Terima kasih atas pertanyaan Anda.
Penanaman Modal Asing
Penanaman Modal Asing (“PMA”) adalah kegiatan menanam modal untuk melakukan usaha di wilayah negara Republik Indonesia yang dilakukan oleh penanam modal asing, baik yang menggunakan modal asing sepenuhnya maupun yang berpatungan dengan penanam modal dalam negeri.
[1]
Adapun yang dimaksud dengan Penanam Modal Asing adalah perseorangan warga negara asing (“WNA”), badan usaha asing, dan/atau pemerintah asing yang melakukan penanaman modal di wilayah Indonesia.
[2]PMA wajib berbentuk perseroan terbatas (“PT”) berdasarkan hukum Indonesia dan berkedudukan di dalam wilayah Indonesia, kecuali ditentukan lain oleh undang-undang.

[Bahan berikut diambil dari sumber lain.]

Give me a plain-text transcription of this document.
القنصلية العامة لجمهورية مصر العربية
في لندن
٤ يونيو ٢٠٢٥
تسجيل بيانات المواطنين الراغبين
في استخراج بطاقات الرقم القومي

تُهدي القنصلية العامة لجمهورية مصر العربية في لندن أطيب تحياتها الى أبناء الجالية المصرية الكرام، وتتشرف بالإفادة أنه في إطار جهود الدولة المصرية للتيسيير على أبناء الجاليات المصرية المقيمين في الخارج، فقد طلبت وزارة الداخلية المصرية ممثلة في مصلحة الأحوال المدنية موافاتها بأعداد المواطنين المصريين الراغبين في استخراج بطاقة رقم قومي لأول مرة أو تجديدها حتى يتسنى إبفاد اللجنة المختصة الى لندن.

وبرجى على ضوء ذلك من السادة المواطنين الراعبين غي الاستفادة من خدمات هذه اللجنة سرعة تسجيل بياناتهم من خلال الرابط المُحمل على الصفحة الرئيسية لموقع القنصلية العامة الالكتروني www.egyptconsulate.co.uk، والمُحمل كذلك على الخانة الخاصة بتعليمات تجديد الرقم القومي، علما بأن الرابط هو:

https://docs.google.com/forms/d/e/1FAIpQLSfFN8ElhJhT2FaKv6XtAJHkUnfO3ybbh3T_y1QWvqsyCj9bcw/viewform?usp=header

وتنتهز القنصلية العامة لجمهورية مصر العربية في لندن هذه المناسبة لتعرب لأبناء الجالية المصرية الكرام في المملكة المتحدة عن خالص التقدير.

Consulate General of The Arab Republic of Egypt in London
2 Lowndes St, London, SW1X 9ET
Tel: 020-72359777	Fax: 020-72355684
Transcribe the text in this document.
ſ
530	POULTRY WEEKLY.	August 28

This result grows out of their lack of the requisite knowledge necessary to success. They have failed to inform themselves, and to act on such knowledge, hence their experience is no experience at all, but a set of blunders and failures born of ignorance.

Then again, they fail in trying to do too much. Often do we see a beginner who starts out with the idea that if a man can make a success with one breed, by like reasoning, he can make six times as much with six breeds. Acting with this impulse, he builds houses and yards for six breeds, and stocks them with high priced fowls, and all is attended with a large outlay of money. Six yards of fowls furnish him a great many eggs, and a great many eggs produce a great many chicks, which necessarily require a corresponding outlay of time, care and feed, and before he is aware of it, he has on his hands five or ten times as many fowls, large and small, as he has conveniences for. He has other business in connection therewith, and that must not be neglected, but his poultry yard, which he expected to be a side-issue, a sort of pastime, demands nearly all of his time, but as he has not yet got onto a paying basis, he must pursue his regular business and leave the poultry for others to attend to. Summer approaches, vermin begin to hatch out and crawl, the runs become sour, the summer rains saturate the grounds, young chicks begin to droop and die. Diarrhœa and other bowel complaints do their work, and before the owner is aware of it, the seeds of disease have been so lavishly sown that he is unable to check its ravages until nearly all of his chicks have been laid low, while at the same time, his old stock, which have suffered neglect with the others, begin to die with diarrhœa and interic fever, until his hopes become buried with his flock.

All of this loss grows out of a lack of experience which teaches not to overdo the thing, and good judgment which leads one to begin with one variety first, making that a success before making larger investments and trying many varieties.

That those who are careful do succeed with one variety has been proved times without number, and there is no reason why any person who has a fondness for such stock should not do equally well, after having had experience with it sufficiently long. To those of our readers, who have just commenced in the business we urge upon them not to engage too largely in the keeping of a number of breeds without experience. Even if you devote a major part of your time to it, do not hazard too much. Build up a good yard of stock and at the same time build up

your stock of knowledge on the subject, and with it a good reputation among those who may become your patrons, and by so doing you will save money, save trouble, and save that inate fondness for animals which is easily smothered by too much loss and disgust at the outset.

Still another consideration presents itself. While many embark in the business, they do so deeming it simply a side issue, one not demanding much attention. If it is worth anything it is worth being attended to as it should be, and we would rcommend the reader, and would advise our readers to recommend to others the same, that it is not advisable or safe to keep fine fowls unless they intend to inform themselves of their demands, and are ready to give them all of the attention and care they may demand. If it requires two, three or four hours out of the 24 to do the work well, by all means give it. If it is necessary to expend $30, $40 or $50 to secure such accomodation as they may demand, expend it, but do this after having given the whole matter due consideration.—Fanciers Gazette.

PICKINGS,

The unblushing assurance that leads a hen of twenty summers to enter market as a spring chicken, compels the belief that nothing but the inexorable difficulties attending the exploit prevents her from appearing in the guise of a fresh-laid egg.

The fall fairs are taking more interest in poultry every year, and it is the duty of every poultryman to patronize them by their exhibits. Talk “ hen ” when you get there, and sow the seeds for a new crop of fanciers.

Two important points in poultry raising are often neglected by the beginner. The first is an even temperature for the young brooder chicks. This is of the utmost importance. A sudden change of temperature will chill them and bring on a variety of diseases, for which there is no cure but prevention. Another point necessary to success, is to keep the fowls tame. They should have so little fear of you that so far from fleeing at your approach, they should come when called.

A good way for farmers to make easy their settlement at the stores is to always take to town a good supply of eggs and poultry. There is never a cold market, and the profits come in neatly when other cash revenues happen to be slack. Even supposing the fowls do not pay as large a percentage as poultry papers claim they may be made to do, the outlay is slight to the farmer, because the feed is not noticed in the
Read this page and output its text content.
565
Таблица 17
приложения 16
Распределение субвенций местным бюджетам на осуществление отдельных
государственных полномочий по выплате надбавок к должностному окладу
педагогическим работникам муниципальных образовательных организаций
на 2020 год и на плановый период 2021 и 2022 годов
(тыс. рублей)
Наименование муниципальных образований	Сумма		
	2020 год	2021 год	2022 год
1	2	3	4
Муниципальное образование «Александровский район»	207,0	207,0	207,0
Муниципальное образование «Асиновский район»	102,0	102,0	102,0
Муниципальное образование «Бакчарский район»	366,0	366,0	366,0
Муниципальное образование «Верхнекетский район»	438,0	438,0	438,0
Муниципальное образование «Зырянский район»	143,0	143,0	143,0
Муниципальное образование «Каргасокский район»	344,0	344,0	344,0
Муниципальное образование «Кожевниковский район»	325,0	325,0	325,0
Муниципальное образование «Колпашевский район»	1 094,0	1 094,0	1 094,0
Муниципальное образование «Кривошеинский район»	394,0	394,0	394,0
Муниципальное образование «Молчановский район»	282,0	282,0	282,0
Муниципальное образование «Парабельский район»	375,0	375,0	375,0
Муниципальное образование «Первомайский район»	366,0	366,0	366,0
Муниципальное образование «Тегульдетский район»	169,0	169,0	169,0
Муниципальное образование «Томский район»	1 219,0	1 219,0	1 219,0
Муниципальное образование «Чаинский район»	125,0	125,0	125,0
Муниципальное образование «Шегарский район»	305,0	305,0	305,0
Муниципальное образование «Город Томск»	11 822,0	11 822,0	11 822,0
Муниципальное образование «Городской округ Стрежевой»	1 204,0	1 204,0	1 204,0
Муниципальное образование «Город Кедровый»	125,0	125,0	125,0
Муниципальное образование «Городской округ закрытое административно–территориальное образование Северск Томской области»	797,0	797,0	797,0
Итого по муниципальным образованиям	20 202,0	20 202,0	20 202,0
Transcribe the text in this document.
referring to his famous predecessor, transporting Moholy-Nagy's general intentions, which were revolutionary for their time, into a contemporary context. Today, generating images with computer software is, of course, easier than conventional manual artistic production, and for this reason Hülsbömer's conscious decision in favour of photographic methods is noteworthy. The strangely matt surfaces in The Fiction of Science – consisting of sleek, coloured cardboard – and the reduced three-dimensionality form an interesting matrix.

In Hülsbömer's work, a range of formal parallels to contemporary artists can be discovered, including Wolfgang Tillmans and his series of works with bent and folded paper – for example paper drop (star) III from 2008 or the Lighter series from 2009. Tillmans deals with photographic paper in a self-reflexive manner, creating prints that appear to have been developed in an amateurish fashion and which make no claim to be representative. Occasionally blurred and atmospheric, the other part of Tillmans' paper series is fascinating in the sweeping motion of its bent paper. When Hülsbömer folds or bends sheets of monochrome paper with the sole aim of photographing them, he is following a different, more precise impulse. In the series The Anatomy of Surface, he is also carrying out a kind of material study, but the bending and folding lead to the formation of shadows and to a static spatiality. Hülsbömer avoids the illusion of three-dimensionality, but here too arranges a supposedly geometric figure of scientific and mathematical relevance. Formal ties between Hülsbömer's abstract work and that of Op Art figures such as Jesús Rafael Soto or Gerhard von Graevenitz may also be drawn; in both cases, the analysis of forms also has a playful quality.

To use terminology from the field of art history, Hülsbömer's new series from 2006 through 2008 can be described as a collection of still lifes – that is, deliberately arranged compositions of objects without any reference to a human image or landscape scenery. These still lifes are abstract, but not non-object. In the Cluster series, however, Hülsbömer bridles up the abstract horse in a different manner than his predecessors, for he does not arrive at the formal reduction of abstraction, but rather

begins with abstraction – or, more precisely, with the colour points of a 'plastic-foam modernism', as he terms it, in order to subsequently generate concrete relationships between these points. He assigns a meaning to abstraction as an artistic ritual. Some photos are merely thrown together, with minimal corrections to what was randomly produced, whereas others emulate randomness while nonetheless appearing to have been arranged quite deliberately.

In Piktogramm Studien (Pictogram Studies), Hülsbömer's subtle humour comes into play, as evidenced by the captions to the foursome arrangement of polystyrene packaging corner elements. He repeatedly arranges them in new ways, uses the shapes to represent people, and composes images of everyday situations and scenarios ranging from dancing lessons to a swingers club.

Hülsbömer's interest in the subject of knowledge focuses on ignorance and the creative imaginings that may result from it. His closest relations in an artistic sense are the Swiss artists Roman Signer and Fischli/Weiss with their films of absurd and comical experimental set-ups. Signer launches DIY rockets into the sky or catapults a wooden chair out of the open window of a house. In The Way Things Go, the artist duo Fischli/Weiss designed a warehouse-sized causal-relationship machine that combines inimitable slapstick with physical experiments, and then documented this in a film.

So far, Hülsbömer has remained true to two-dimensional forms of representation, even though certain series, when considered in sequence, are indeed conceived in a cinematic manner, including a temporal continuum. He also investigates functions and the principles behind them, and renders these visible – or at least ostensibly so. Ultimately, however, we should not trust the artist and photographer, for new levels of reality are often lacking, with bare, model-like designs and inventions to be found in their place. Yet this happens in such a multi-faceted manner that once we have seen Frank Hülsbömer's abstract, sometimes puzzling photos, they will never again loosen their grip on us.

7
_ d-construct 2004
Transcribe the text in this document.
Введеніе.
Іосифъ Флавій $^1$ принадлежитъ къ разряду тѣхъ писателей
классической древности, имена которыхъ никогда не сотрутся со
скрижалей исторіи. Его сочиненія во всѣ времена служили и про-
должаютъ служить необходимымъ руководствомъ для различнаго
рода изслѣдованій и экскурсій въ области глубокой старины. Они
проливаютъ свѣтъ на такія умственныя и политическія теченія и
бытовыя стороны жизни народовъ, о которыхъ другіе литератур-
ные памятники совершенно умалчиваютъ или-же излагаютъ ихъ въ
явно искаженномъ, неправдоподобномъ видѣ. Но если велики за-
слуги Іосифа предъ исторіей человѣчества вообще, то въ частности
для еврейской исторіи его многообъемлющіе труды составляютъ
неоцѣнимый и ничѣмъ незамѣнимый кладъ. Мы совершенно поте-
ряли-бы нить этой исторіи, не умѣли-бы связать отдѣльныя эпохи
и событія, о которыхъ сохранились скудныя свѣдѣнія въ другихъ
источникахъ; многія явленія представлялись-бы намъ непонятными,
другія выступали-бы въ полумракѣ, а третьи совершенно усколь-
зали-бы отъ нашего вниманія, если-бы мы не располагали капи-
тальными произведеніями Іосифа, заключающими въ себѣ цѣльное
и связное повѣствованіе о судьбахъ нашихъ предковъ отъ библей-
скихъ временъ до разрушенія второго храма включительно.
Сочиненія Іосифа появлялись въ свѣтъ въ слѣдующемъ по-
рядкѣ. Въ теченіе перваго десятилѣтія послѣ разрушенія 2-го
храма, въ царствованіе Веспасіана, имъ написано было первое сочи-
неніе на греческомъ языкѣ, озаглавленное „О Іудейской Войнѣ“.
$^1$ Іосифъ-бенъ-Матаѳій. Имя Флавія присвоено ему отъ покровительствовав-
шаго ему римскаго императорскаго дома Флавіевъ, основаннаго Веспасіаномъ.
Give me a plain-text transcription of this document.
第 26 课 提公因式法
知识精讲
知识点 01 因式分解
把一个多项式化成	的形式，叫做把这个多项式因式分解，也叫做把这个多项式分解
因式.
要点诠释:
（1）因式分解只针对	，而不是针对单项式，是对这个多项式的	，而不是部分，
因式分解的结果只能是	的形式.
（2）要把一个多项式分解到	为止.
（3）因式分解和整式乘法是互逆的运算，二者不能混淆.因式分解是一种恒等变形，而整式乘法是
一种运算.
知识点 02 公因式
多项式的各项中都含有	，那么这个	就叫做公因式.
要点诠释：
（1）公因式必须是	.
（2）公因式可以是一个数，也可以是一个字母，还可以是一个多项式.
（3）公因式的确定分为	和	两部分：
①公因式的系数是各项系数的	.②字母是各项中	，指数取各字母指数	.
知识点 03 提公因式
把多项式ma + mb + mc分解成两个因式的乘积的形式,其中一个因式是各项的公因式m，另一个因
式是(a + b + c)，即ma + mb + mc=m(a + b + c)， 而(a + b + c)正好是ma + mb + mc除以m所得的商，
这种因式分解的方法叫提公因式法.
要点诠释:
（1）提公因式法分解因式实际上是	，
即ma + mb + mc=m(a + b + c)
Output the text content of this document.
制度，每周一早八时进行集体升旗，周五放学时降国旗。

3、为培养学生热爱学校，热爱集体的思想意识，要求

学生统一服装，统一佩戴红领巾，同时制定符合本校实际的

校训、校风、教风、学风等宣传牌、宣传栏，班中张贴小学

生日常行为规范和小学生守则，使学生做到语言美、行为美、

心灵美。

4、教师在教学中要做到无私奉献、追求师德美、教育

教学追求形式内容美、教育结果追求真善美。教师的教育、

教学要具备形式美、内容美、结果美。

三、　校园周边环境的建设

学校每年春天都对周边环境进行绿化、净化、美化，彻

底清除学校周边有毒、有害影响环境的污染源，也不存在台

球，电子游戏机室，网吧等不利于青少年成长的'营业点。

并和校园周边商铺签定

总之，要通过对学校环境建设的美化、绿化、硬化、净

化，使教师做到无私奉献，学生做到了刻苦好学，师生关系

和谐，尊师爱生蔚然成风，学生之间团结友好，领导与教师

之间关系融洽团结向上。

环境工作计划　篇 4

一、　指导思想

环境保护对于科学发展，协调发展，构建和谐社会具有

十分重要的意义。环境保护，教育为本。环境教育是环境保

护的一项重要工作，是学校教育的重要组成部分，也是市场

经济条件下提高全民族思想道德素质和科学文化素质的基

[3] Dalam praktiknya, PT yang didirikan melalui PMA disebut sebagai PT PMA.
Adapun perseorangan WNA, badan usaha asing, dan/atau pemerintah asing dapat melakukan PMA melalui PT PMA dengan cara mengambil bagian saham pada saat pendirian PT, membeli saham, dan melakukan cara lain sesuai dengan ketentuan peraturan perundang-undangan.
[4]
Hak WNA dan PT PMA atas Properti di Indonesia
Sedangkan WNA perseorangan yang berkedudukan di Indonesia hanya dapat mempunyai hak pakai
[9] dan hak sewa.
[10] Selain itu, PT PMA dan WNA juga dapat memiliki hak milik atas satuan rumah susun.
[11]
Penyewaan Properti oleh WNA dan PT PMA
Sewa-menyewa adalah suatu perjanjian dengan mana pihak yang satu mengikatkan diri untuk memberikan kepada pihak lainnya kenikmatan dari suatu barang selama suatu waktu tertentu, dengan pembayaran sesuatu harga yang disanggupi pembayarannya oleh pihak yang menikmati suatu barang tersebut.
[12]
Adapun semua jenis barang, baik yang tak bergerak maupun bergerak dapat disewakan.
[13] Dengan demikian, menyambung pertanyaan Anda, bangunan sebagai barang tak bergerak dapat menjadi objek sewa-menyewa.
Ketentuan Pajak Bagi PMA dan WNA atas Penyewaan Properti
Penghasilan sewa merupakan salah satu objek pajak penghasilan sehingga terhadap penghasilan tersebut dikenakan pajak penghasilan (“PPh”).
[14]
Dalam hal ini, subjek pajak tersebut dikenai pajak apabila menerima atau memperoleh penghasilan. Subjek pajak yang menerima atau memperoleh penghasilan disebut wajib pajak. Wajib pajak dikenai pajak atas penghasilan yang diterima atau diperolehnya selama satu tahun pajak atau dapat pula dikenai pajak untuk penghasilan dalam bagian tahun pajak apabila kewajiban pajak subjektifnya dimulai atau berakhir dalam tahun pajak.
[15]
Subjek pajak dibedakan menjadi subjek pajak dalam negeri dan subjek pajak luar negeri.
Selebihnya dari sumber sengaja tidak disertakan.